[Original] Stray cat

Jan 31, 2015 18:56

Characters: Camille; Adrian;
Pairing: CamillexAdrian;
Rating: Nc-14
Genre: Introspettivo; Slice of life;
Words: 2.284
Prompt: 2 WARNING TRA: Het - Slash - Femslash
Warning: het; slash;
Disclaimers: I personaggi della fic sono tutti miei.
Scritta per la 2° Settimana del Cow-t5 @maridichallenge

Quando apre la porta dell'appartamento, sa perfettamente cosa si troverà davanti. Ha sentito le urla concitate e i gemiti della nuova puttana che Camille si è portato a casa e quando lo vede, seduto sul divano, con quella mezza nuda in braccio che lo cavalca come non ci fosse un domani, vorrebbe soltanto prenderli a pugni.

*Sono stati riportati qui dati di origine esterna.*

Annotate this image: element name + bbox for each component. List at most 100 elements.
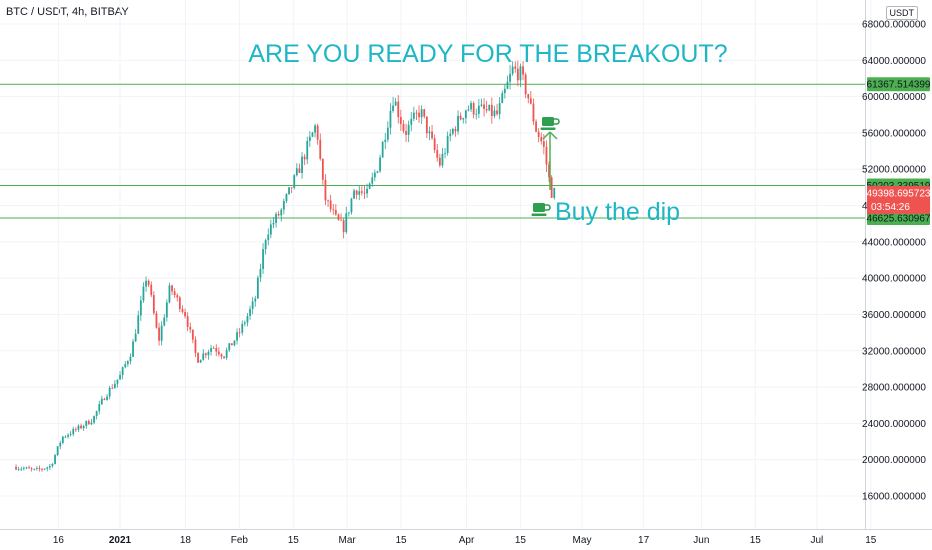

Tutti e due.
Invece incassa con un grugnito annoiato lo sguardo affilato che l'uomo gli tira oltre le spalle sottili della puttana - è una rossa questa volta, le preferite di Camille, motivo per cui sente di odiarla ancora di più - e finge di non notare il sorriso beffardo che gli regala, prima di mordere la spalla pallida della donna. Lei urla tirando indietro il capo, fa danzare i seni pieni e si spalma contro il petto dell'uomo. Del suo uomo, vorrebbe poter dire Adrian, ma che cazzo puoi dire quando il pene dello stronzo di cui ti sei innamorato affonda e si spinge nel sesso di una puttana?

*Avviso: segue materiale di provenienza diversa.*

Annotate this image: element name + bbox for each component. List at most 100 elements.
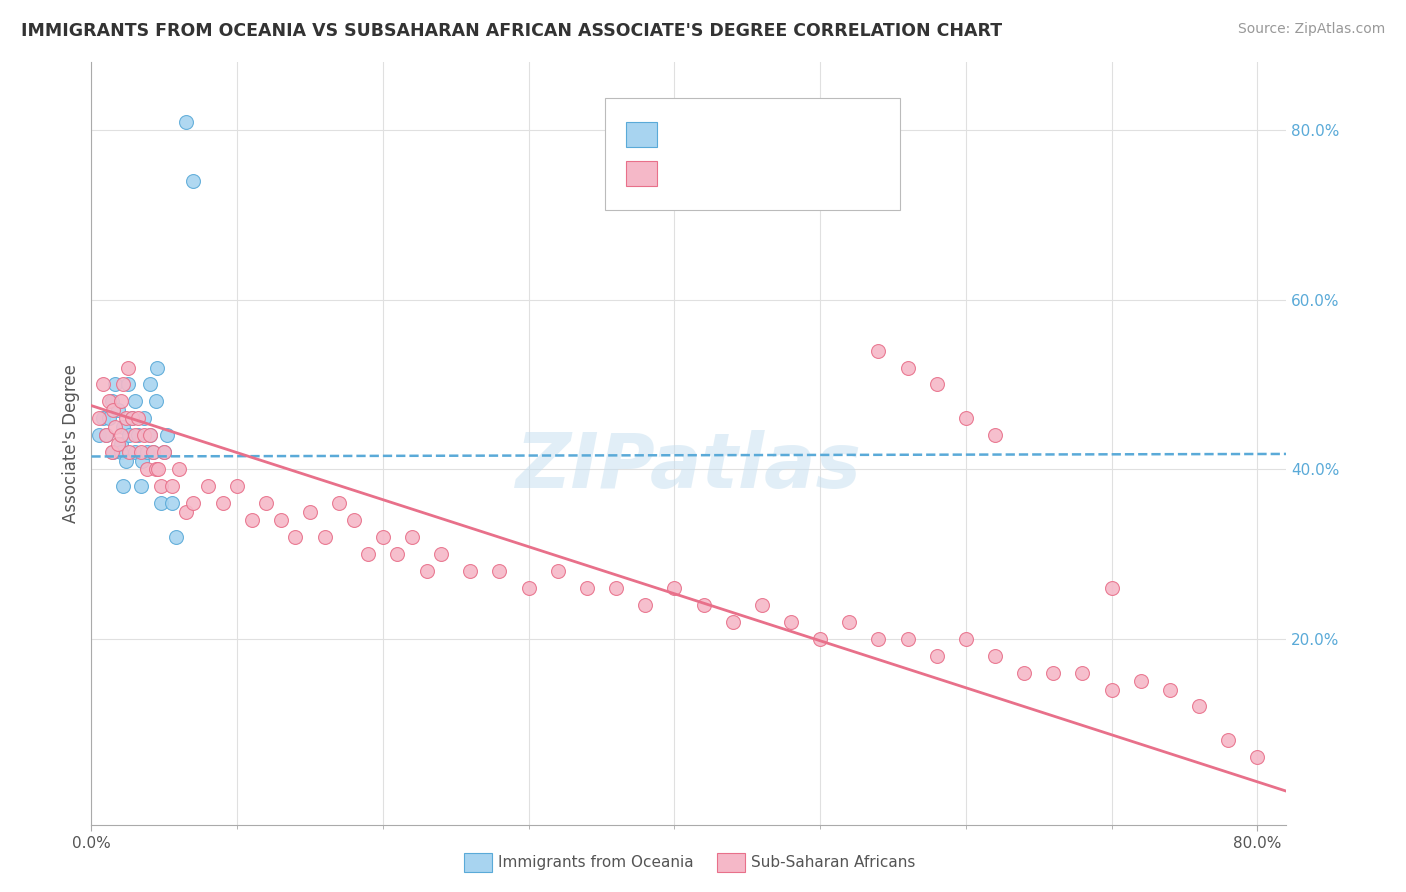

Non si è nemmeno accorta della sua presenza; continua a ondeggiare sulle cosce di Camille, con un tanga di pizzo nero che penzola dalla caviglia destra e addosso soltanto la gonna arricciata intorno ai fianchi, che lascia ben poco all'immaginazione.
Adrian scuote il capo, getta rumorosamente le chiavi sul tavolino accanto all'ingresso e li supera, cercando rifugio nella propria stanza. E' immacolata, non vi dorme da giorni e inizia a pensare che Camille non se ne sia nemmeno accorto.
La giacca è la prima a finire per terra, quando inizia a spogliarsi, lasciandola cadere con un sospiro stanco che sa di rassegnazione.
E' l'ultima volta. Si dice. L'ultima volta che dovrà sopportare tutto quello, poi si lascerà tutto alle spalle, una volta tornato a New York.
Addio Parigi, addio, Camille, addio cuore spezzato.
Non gliel'ha ancora detto che ha intenzione di andarsene. Il biglietto aereo che Beth e Carver gli hanno comprato porta la data del mese prossimo, ma andrà a stare da loro per un po', questa volta ha deciso e non tornerà indietro.
Stringe i pugni, senza accorgersi che alle sue spalle la porta della stanza si è aperta, occhi azzurro ghiaccio lo fissano e Camille si sistema la cintura dei jeans. All'ingresso una voce femminile sta ancora lanciando insulti in francese (ad entrambi, sembra) quando la porta sbatte con violenza, facendo voltare Adrian di scatto.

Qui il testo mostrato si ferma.